Nombra la sensación y dónde la percibes: "tensión en el pecho", "pesadez en el estómago".

Why it works

Las emociones aparecen como sensaciones corporales antes de que tengamos palabras para ellas. Anclar la etiqueta a una ubicación física saca la sensación de la rumiación y la lleva a la observación del momento presente, lo que tiende a asentar la activación. También hace la etiqueta más precisa, porque el cuerpo a menudo sabe antes de que la mente lo admita.

How to do it

  1. Tras nombrar la emoción, explora dónde la sientes físicamente.
  2. Describe la sensación con sencillez: ubicación, cualidad (tensa, cálida, vibrante) y tamaño.
  3. Respira hacia ese punto durante unas cuantas respiraciones y nota cualquier cambio.

Evidencia

La investigación sobre interocepción muestra que las emociones tienen firmas corporales consistentes, y las prácticas de conciencia basada en el cuerpo se asocian con una mejor regulación.
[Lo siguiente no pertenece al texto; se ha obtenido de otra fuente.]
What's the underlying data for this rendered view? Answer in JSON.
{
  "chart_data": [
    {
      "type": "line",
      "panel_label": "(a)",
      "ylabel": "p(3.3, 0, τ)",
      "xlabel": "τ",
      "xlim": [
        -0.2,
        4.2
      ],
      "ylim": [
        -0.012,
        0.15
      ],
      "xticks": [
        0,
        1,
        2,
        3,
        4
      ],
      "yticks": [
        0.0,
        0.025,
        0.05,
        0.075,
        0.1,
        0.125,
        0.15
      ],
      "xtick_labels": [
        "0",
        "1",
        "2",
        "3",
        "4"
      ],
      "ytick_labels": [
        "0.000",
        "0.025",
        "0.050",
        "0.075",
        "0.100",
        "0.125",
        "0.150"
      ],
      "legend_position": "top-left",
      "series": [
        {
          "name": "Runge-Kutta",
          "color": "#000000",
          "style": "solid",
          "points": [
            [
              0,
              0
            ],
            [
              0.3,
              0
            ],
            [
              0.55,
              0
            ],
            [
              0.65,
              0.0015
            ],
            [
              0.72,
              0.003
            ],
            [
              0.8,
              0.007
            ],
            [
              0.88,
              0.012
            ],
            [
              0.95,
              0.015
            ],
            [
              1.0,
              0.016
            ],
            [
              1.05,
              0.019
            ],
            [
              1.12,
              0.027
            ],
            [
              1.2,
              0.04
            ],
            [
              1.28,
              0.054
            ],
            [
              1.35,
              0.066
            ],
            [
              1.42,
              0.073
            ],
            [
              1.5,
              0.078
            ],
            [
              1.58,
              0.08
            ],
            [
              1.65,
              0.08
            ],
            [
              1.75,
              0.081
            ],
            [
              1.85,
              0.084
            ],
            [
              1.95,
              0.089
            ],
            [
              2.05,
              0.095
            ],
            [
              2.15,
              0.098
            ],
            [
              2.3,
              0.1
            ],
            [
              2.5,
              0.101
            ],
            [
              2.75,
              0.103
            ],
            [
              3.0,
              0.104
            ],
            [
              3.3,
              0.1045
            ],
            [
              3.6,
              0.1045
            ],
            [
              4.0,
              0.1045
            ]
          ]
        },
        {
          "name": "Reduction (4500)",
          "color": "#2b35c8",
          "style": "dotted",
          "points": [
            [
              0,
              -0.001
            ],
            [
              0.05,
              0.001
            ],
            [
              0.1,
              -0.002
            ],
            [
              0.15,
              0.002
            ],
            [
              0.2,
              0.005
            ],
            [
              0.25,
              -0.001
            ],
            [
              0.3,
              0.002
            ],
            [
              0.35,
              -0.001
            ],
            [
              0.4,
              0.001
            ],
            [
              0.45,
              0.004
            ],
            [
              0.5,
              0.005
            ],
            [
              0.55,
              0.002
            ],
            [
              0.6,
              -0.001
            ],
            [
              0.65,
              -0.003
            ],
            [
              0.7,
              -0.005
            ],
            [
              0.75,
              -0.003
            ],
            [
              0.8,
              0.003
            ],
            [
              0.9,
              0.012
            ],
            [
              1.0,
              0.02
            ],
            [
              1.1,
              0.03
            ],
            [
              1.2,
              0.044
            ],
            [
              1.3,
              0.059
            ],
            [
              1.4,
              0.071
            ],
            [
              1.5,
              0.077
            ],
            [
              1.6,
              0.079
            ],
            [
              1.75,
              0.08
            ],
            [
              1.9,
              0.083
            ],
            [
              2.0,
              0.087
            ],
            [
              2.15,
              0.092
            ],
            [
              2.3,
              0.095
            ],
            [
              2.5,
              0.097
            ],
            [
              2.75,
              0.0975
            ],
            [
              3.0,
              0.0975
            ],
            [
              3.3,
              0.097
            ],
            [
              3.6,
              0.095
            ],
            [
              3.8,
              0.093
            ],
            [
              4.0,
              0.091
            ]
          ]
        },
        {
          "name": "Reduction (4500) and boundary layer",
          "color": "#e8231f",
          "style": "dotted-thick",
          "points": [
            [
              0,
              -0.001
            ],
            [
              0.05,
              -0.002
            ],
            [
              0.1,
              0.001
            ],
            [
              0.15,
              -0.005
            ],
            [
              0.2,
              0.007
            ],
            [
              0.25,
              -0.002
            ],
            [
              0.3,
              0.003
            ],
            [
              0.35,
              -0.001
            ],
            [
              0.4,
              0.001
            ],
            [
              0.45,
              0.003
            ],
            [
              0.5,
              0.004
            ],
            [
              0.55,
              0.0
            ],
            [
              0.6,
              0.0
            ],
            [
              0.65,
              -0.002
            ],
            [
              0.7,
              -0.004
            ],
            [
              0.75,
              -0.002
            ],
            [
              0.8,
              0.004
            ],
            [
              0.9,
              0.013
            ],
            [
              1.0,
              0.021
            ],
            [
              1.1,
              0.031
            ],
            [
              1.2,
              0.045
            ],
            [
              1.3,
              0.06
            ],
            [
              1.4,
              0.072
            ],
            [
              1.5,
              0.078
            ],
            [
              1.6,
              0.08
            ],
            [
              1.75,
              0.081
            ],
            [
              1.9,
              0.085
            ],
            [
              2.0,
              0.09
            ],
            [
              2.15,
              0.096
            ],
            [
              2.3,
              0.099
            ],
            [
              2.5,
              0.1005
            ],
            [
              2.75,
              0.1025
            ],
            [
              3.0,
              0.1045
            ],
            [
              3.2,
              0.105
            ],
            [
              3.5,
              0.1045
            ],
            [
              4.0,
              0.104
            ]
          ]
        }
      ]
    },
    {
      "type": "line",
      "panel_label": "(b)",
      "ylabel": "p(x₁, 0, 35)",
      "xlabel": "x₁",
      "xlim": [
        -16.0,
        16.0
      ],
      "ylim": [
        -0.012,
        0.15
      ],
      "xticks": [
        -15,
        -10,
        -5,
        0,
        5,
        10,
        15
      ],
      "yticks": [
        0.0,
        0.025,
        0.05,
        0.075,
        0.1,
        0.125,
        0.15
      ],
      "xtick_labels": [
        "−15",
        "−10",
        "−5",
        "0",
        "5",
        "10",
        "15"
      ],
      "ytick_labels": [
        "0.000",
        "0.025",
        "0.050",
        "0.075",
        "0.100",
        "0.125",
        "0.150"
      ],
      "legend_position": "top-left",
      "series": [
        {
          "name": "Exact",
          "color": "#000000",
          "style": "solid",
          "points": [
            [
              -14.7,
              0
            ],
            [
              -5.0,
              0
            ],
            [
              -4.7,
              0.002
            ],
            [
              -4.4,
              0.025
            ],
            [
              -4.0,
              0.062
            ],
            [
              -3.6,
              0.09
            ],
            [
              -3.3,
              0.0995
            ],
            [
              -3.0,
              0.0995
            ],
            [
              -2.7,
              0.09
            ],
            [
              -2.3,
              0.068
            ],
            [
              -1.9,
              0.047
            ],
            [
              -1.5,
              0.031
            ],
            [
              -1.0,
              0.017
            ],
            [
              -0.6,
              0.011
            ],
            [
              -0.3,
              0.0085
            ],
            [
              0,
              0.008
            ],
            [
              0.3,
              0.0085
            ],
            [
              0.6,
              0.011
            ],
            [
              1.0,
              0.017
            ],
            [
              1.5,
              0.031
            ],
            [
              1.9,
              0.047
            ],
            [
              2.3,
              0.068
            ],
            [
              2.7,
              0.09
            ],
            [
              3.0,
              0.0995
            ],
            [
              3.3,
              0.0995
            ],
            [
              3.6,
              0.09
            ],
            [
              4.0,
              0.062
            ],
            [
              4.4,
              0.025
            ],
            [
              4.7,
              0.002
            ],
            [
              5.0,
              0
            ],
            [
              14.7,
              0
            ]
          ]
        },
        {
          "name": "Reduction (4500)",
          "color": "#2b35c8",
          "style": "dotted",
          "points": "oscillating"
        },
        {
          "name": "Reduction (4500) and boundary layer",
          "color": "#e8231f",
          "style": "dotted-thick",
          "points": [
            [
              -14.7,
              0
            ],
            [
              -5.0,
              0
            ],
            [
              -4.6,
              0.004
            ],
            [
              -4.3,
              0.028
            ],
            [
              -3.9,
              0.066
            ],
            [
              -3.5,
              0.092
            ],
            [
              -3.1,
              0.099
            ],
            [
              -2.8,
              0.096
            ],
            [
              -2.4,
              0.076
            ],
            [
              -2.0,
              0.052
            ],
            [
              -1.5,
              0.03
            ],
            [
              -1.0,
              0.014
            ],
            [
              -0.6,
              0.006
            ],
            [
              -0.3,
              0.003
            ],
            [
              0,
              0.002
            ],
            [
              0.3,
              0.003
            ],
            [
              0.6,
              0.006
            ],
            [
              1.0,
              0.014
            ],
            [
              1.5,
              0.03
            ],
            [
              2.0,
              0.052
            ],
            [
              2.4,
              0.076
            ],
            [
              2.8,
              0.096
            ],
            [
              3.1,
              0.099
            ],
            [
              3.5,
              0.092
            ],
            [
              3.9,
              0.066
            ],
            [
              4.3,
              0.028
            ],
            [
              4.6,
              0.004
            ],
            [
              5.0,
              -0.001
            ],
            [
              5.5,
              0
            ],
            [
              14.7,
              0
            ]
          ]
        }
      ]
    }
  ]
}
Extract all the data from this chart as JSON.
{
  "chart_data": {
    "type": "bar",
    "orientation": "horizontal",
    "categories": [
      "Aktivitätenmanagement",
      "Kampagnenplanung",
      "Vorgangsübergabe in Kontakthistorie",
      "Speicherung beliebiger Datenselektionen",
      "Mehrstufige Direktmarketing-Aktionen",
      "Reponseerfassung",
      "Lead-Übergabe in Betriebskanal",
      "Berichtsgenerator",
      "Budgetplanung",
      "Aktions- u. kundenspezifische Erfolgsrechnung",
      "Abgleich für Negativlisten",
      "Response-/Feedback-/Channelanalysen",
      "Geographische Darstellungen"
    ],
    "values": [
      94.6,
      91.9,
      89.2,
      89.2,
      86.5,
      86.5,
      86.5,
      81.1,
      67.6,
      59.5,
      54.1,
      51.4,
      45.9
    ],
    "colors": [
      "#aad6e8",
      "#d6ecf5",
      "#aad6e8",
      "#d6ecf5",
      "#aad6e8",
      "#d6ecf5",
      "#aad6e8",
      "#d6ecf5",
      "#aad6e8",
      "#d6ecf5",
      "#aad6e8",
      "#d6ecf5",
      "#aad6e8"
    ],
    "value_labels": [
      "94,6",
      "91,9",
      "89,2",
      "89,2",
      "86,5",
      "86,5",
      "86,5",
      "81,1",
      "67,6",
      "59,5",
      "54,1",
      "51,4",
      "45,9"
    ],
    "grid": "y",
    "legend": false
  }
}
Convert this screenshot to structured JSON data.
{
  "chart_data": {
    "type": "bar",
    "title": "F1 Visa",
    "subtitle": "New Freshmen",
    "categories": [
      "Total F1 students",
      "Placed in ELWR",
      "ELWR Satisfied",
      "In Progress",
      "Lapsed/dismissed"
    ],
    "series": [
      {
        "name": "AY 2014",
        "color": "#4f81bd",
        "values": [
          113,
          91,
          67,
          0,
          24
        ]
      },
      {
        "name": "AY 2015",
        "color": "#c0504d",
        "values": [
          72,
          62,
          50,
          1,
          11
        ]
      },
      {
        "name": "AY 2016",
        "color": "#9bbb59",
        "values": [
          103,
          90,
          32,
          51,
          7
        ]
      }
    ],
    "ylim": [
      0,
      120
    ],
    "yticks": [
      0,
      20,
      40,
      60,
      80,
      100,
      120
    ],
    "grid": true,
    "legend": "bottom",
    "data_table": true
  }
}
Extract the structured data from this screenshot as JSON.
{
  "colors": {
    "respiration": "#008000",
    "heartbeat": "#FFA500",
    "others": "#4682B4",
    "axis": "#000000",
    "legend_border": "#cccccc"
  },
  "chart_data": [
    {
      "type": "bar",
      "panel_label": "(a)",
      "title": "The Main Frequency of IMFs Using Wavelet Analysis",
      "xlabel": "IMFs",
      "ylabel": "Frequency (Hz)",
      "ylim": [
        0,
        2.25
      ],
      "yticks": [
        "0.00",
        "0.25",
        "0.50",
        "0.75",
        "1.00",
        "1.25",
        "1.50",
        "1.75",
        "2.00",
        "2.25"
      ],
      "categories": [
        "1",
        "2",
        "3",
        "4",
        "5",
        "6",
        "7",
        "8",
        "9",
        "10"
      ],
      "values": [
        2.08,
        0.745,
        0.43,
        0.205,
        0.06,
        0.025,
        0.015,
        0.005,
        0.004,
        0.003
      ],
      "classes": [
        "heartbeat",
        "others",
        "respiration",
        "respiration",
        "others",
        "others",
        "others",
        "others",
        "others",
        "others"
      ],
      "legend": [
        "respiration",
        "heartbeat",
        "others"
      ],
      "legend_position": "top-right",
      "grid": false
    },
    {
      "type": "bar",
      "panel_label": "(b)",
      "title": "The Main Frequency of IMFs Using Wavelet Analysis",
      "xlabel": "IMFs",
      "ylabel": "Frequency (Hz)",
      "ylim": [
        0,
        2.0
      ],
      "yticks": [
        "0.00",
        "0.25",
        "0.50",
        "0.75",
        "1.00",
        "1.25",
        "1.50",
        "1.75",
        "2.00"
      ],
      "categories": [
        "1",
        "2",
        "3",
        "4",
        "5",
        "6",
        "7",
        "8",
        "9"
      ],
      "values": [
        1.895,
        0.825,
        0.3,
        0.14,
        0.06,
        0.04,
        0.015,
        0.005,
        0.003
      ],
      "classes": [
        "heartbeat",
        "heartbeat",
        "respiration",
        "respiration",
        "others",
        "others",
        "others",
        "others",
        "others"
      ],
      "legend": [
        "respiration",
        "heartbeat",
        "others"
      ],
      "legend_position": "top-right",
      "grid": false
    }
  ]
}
Combinar una etiqueta verbal con la conciencia somática es una extensión plausible y de bajo riesgo del etiquetado del afecto. (mechanistic)

El añadido específico de localizar en el cuerpo al etiquetar está más razonado mecanísticamente que probado directamente como táctica independiente.

Common mistake

Quedarte por completo en la cabeza, analizando por qué sientes algo, mientras ignoras la señal del cuerpo que haría aterrizar la etiqueta.